What did I do to cope? 

First, I got the clear purse so that I could do an inventory on the basics: wallet, keys, phone. 

Next, I started putting every commitment in my phone with an alarm for a day before and an hour before. 

Additionally, I set three different alarms: I got a sunrise alarm that takes 30 minutes for the light to progress from red through orange and yellow to white before the sounds of birds chirping.

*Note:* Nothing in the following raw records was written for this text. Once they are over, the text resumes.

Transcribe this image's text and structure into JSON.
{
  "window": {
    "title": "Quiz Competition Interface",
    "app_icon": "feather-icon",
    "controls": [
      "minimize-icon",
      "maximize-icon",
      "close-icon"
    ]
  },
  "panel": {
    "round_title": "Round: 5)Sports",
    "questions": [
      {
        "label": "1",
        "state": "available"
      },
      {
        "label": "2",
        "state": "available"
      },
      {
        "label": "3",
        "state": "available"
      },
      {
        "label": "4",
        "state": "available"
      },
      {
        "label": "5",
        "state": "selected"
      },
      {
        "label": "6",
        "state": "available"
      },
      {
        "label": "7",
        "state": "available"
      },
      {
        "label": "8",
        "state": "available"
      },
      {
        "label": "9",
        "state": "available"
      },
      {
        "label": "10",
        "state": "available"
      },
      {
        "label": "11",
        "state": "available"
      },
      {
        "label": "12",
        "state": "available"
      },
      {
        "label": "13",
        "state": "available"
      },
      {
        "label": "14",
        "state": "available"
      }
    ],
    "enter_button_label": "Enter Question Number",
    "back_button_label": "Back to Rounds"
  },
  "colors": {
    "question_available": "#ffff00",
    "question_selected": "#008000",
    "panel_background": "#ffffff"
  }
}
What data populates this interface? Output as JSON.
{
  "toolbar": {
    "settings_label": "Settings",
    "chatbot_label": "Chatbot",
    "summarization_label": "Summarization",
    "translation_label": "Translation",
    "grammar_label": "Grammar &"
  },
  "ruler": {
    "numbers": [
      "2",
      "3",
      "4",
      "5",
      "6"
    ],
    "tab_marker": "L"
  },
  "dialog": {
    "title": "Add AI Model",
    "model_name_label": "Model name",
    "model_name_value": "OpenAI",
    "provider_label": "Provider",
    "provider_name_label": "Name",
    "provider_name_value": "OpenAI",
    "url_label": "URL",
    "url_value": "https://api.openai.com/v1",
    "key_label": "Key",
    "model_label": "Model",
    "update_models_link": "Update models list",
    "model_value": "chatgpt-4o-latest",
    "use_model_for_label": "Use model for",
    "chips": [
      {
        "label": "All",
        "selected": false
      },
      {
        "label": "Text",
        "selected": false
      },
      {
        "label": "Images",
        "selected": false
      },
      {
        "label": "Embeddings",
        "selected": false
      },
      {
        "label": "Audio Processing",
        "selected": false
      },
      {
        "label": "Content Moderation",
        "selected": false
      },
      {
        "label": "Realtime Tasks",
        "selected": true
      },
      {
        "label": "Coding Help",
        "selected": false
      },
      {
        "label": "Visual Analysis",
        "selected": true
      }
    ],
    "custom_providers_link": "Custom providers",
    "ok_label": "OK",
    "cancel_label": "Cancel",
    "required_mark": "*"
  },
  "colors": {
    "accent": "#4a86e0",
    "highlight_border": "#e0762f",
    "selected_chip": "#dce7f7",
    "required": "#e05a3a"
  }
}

I also got an alarm clock that is battery operated. 

Finally, I downloaded a Buddha clock app that chimes in increasing frequency over fifteen minutes as a way to cue me to leave the house in time.  (A single alert tempts me to try to do "one more more thing," but the Buddha clock kicks me in the behind to get moving more rapidly over the 15  minutes prior to my departure time.)

I do admit that I have been a bit slovenly about housekeeping unless we were hosting guests for dinner or for an overnight stay. 

I also have started to go to bed earlier and to completely crash on Sundays (other than attending church in the morning and a book group for two of the four Sundays per month.) 

I also have not been good about maintaining long-distance friendships.  I am hoping to be acclimated to my new social settings and my new software programs soon so that I can reconnect with friends from Indiana, Kansas, West Virginia, DC, California, and other towns in Utah.